Jésus fait le don de la foi ! À la fin de l’enquête et des témoignages (on aura, au passage, « admiré » la prudence des parents face aux pharisiens : s’ils l’ont mis au monde, les voilà qui ne peuvent se réjouir de sa nouvelle naissance… il y a là à méditer sur l’incompréhension qui peut se faire dans l’entourage familial à l’égard d’un proche qui naît à une vie nouvelle, et ici celle de la foi). Lorsque l’aveugle-guéri se trouve devant Jésus, il ne voit de ses yeux de chair que l’homme Jésus. Il sait ce qu’il lui doit, certes. Mais lorsque Jésus l’interroge sur sa foi au « fils de l’homme » (personnage messianique dans le livre de Daniel, qui doit rassembler l’humanité sous l’autorité de Dieu), il ne peut que répondre « qui est-il » ? Car là, c’est bien le consentement de la foi qu’il lui faudra, comme pour nous ! Sinon, il restera devant un guérisseur, un thaumaturge, mais pas devant le Seigneur !

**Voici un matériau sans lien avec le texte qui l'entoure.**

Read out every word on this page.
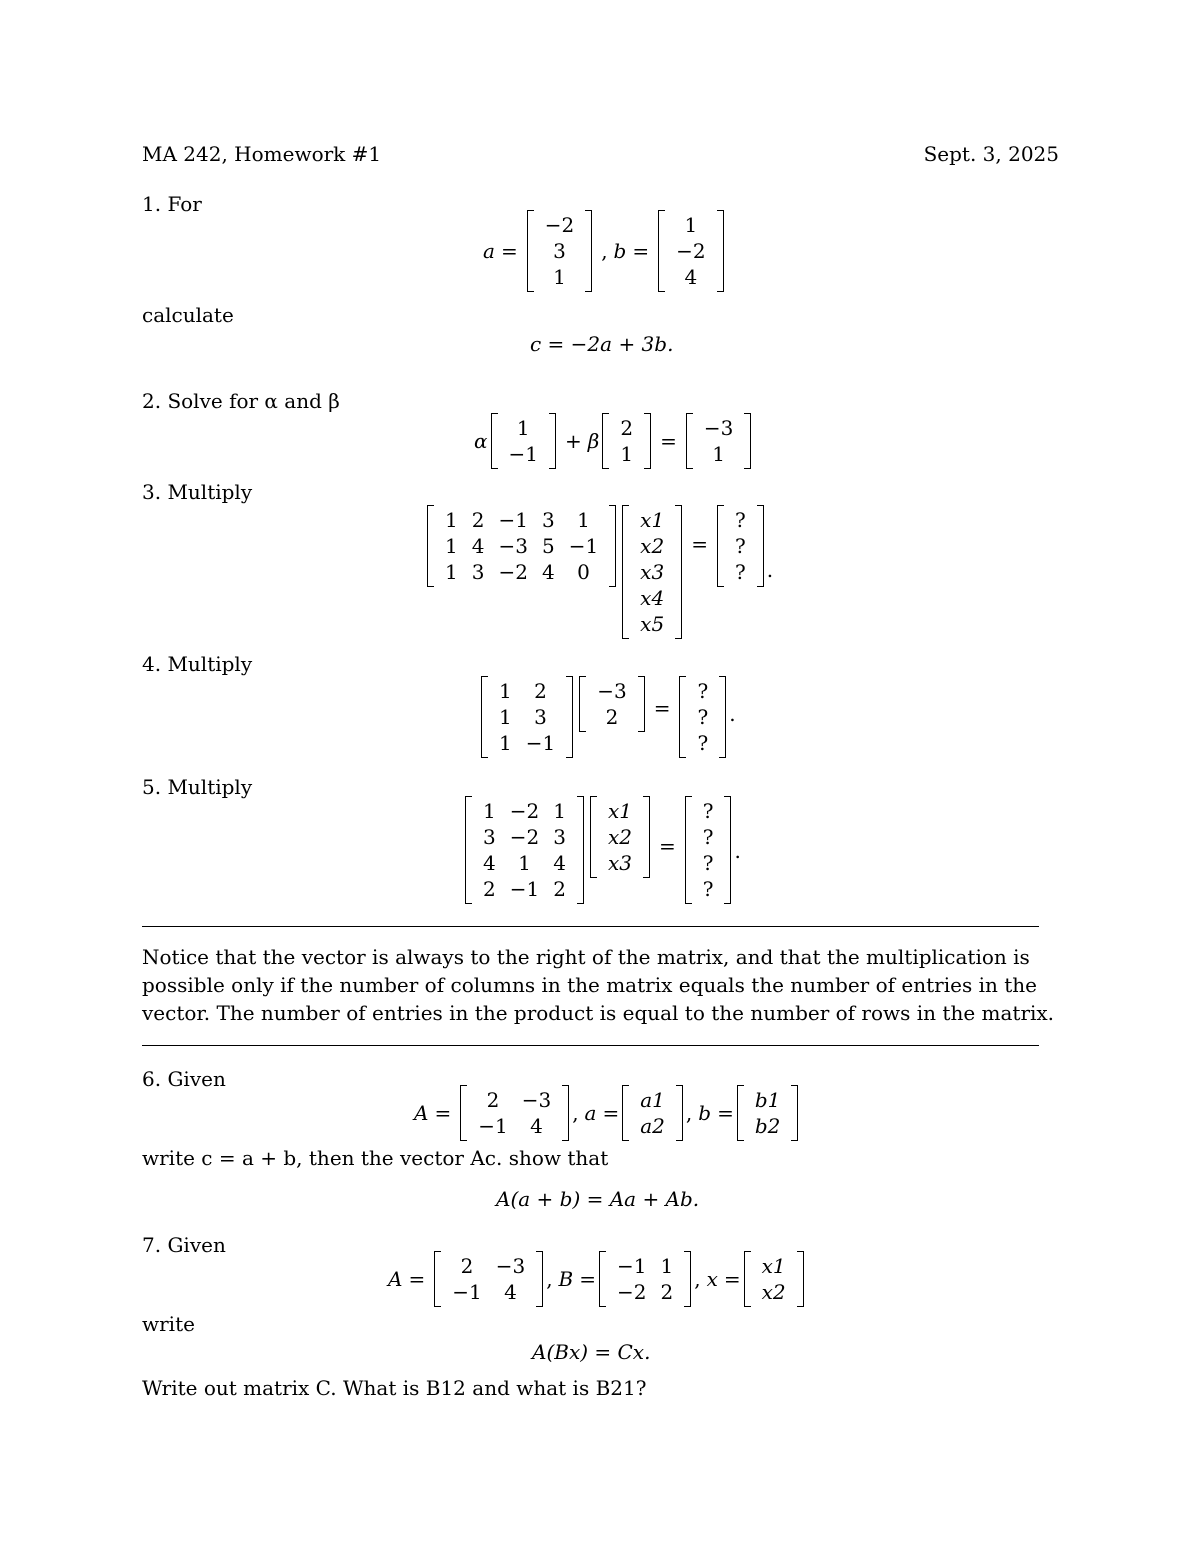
MA 242, Homework #1	Sept. 3, 2025
1. For
a =
−2
3
1
, b =
1
−2
4
calculate
c = −2a + 3b.
2. Solve for α and β
α
1
−1
+ β
2
1
=
−3
1
3. Multiply
1 2 −1 3	1
1 4 −3 5 −1
1 3 −2 4	0
x1
x2
x3
x4
x5
=
?
?
?	.
4. Multiply
1	2
1	3
1 −1
−3
2	=
?
?
?
.
5. Multiply
1 −2 1
3 −2 3
4	1	4
2 −1 2
x1
x2
x3
=
?
?
?
?
.
Notice that the vector is always to the right of the matrix, and that the multiplication is
possible only if the number of columns in the matrix equals the number of entries in the
vector. The number of entries in the product is equal to the number of rows in the matrix.
6. Given
A =
2	−3
−1	4
, a =
a1
a2
, b =
b1
b2
write c = a + b, then the vector Ac. show that
A(a + b) = Aa + Ab.
7. Given
A =
2	−3
−1	4
, B =
−1 1
−2 2
, x =
x1
x2
write
A(Bx) = Cx.
Write out matrix C. What is B12 and what is B21?
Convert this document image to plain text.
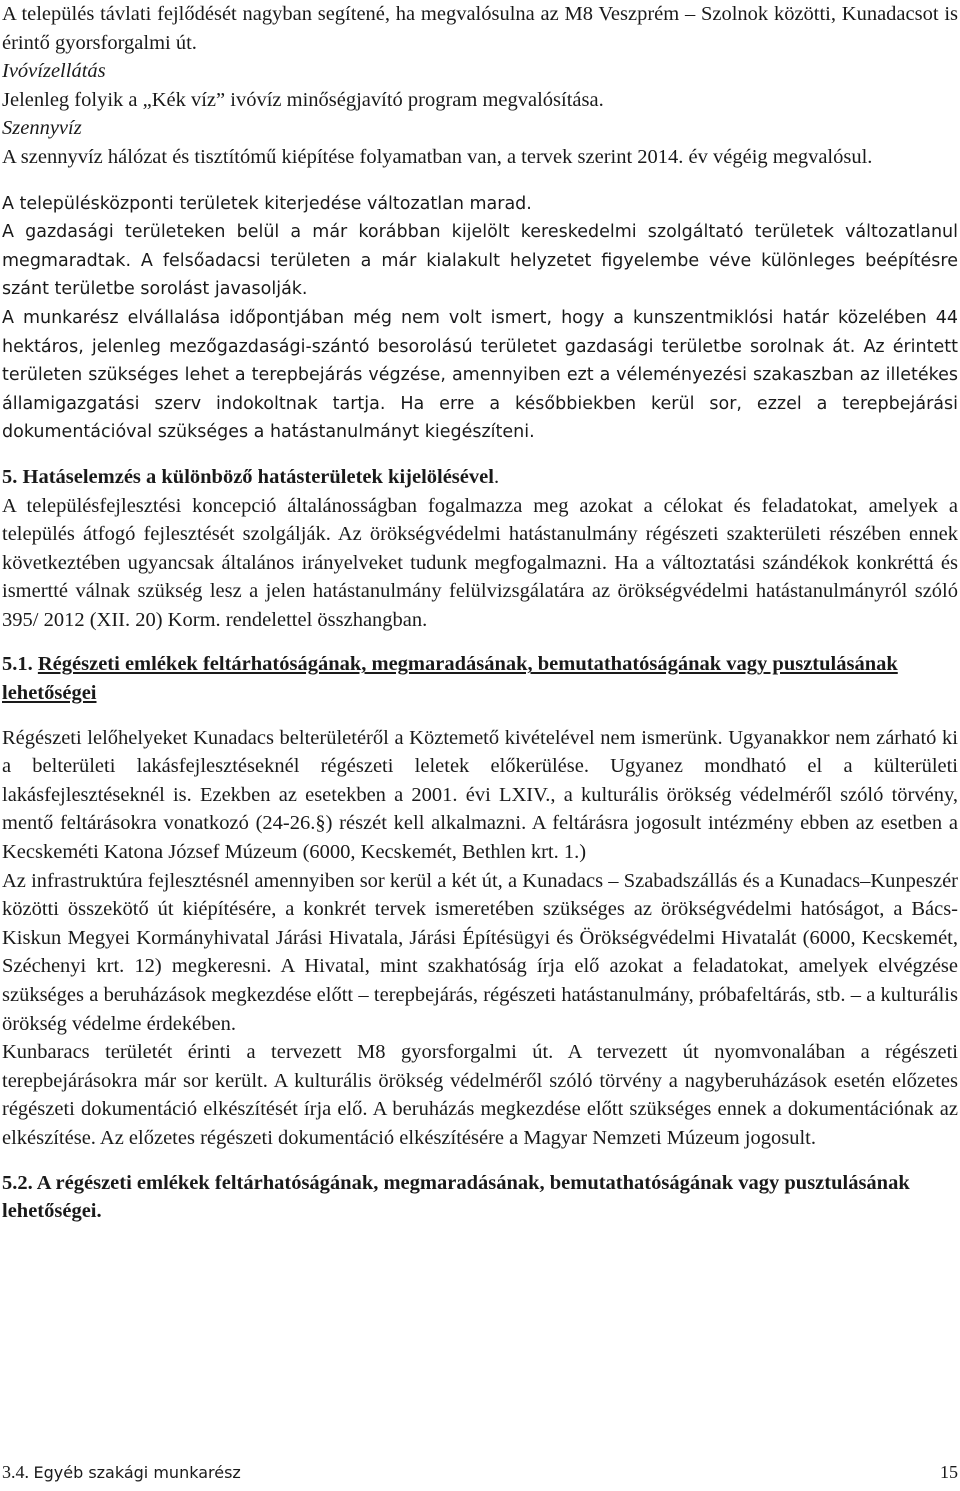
A település távlati fejlődését nagyban segítené, ha megvalósulna az M8 Veszprém – Szolnok közötti, Kunadacsot is érintő gyorsforgalmi út.
Ivóvízellátás
Jelenleg folyik a „Kék víz” ivóvíz minőségjavító program megvalósítása.
Szennyvíz
A szennyvíz hálózat és tisztítómű kiépítése folyamatban van, a tervek szerint 2014. év végéig megvalósul.
A településközponti területek kiterjedése változatlan marad.
A gazdasági területeken belül a már korábban kijelölt kereskedelmi szolgáltató területek változatlanul megmaradtak. A felsőadacsi területen a már kialakult helyzetet figyelembe véve különleges beépítésre szánt területbe sorolást javasolják.
A munkarész elvállalása időpontjában még nem volt ismert, hogy a kunszentmiklósi határ közelében 44 hektáros, jelenleg mezőgazdasági-szántó besorolású területet gazdasági területbe sorolnak át. Az érintett területen szükséges lehet a terepbejárás végzése, amennyiben ezt a véleményezési szakaszban az illetékes államigazgatási szerv indokoltnak tartja. Ha erre a későbbiekben kerül sor, ezzel a terepbejárási dokumentációval szükséges a hatástanulmányt kiegészíteni.
5. Hatáselemzés a különböző hatásterületek kijelölésével.
A településfejlesztési koncepció általánosságban fogalmazza meg azokat a célokat és feladatokat, amelyek a település átfogó fejlesztését szolgálják. Az örökségvédelmi hatástanulmány régészeti szakterületi részében ennek következtében ugyancsak általános irányelveket tudunk megfogalmazni. Ha a változtatási szándékok konkréttá és ismertté válnak szükség lesz a jelen hatástanulmány felülvizsgálatára az örökségvédelmi hatástanulmányról szóló 395/ 2012 (XII. 20) Korm. rendelettel összhangban.
5.1. Régészeti emlékek feltárhatóságának, megmaradásának, bemutathatóságának vagy pusztulásának lehetőségei
Régészeti lelőhelyeket Kunadacs belterületéről a Köztemető kivételével nem ismerünk. Ugyanakkor nem zárható ki a belterületi lakásfejlesztéseknél régészeti leletek előkerülése. Ugyanez mondható el a külterületi lakásfejlesztéseknél is. Ezekben az esetekben a 2001. évi LXIV., a kulturális örökség védelméről szóló törvény, mentő feltárásokra vonatkozó (24-26.§) részét kell alkalmazni. A feltárásra jogosult intézmény ebben az esetben a Kecskeméti Katona József Múzeum (6000, Kecskemét, Bethlen krt. 1.)
Az infrastruktúra fejlesztésnél amennyiben sor kerül a két út, a Kunadacs – Szabadszállás és a Kunadacs–Kunpeszér közötti összekötő út kiépítésére, a konkrét tervek ismeretében szükséges az örökségvédelmi hatóságot, a Bács-Kiskun Megyei Kormányhivatal Járási Hivatala, Járási Építésügyi és Örökségvédelmi Hivatalát (6000, Kecskemét, Széchenyi krt. 12) megkeresni. A Hivatal, mint szakhatóság írja elő azokat a feladatokat, amelyek elvégzése szükséges a beruházások megkezdése előtt – terepbejárás, régészeti hatástanulmány, próbafeltárás, stb. – a kulturális örökség védelme érdekében.
Kunbaracs területét érinti a tervezett M8 gyorsforgalmi út. A tervezett út nyomvonalában a régészeti terepbejárásokra már sor került. A kulturális örökség védelméről szóló törvény a nagyberuházások esetén előzetes régészeti dokumentáció elkészítését írja elő. A beruházás megkezdése előtt szükséges ennek a dokumentációnak az elkészítése. Az előzetes régészeti dokumentáció elkészítésére a Magyar Nemzeti Múzeum jogosult.
5.2. A régészeti emlékek feltárhatóságának, megmaradásának, bemutathatóságának vagy pusztulásának lehetőségei.
3.4. Egyéb szakági munkarész	15
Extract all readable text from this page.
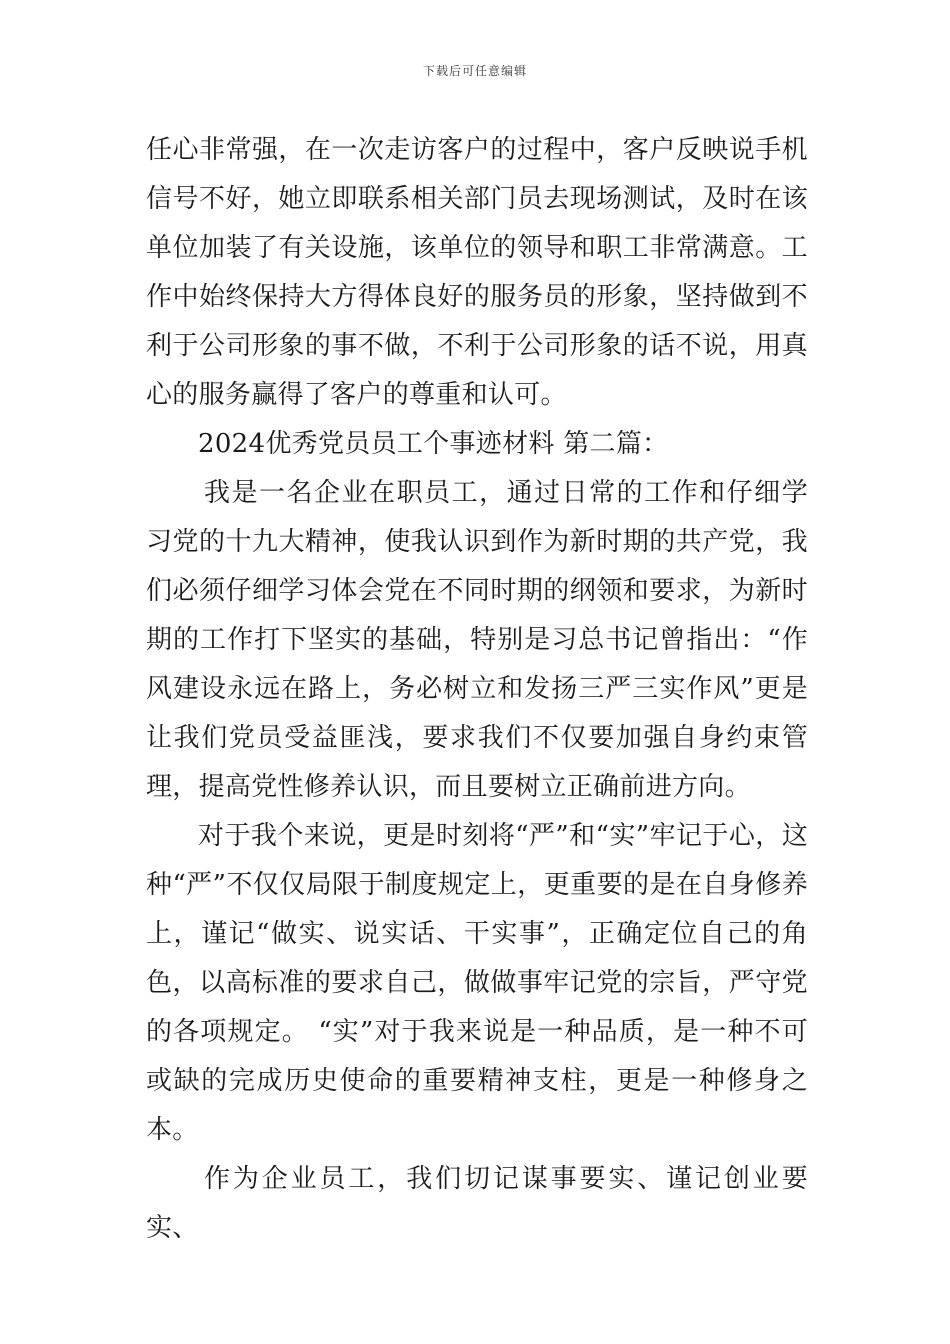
下载后可任意编辑

任心非常强，在一次走访客户的过程中，客户反映说手机信号不好，她立即联系相关部门员去现场测试，及时在该单位加装了有关设施，该单位的领导和职工非常满意。工作中始终保持大方得体良好的服务员的形象，坚持做到不利于公司形象的事不做，不利于公司形象的话不说，用真心的服务赢得了客户的尊重和认可。

2024优秀党员员工个事迹材料 第二篇：

我是一名企业在职员工，通过日常的工作和仔细学习党的十九大精神，使我认识到作为新时期的共产党，我们必须仔细学习体会党在不同时期的纲领和要求，为新时期的工作打下坚实的基础，特别是习总书记曾指出：“作风建设永远在路上，务必树立和发扬三严三实作风”更是让我们党员受益匪浅，要求我们不仅要加强自身约束管理，提高党性修养认识，而且要树立正确前进方向。

对于我个来说，更是时刻将“严”和“实”牢记于心，这种“严”不仅仅局限于制度规定上，更重要的是在自身修养上，谨记“做实、说实话、干实事”，正确定位自己的角色，以高标准的要求自己，做做事牢记党的宗旨，严守党的各项规定。 “实”对于我来说是一种品质，是一种不可或缺的完成历史使命的重要精神支柱，更是一种修身之本。

作为企业员工，我们切记谋事要实、谨记创业要实、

Épilogue : Le jugement s’accomplit ! Contrairement à notre imaginaire immédiat, le jugement ne consiste pas à punir les méchants. L’aveugle-guéri ne condamne pas les pharisiens, pas plus que Jésus si on lit avec attention. Le jugement, c’est que Jésus, « Lumière de la Vie venue en notre monde » révèle aux aveugles (nous tous potentiellement) la vision de l’action de Dieu et fait ainsi le don de le foi. Ceux qui croient voir s’enfoncent en réalité dans la cécité et deviennent les aveugles de la vie divine. Ce sont eux qui demeurent dans le péché, eux qui ont jugé l’aveugle-né, guéri, comme étant tout entier dans le péché.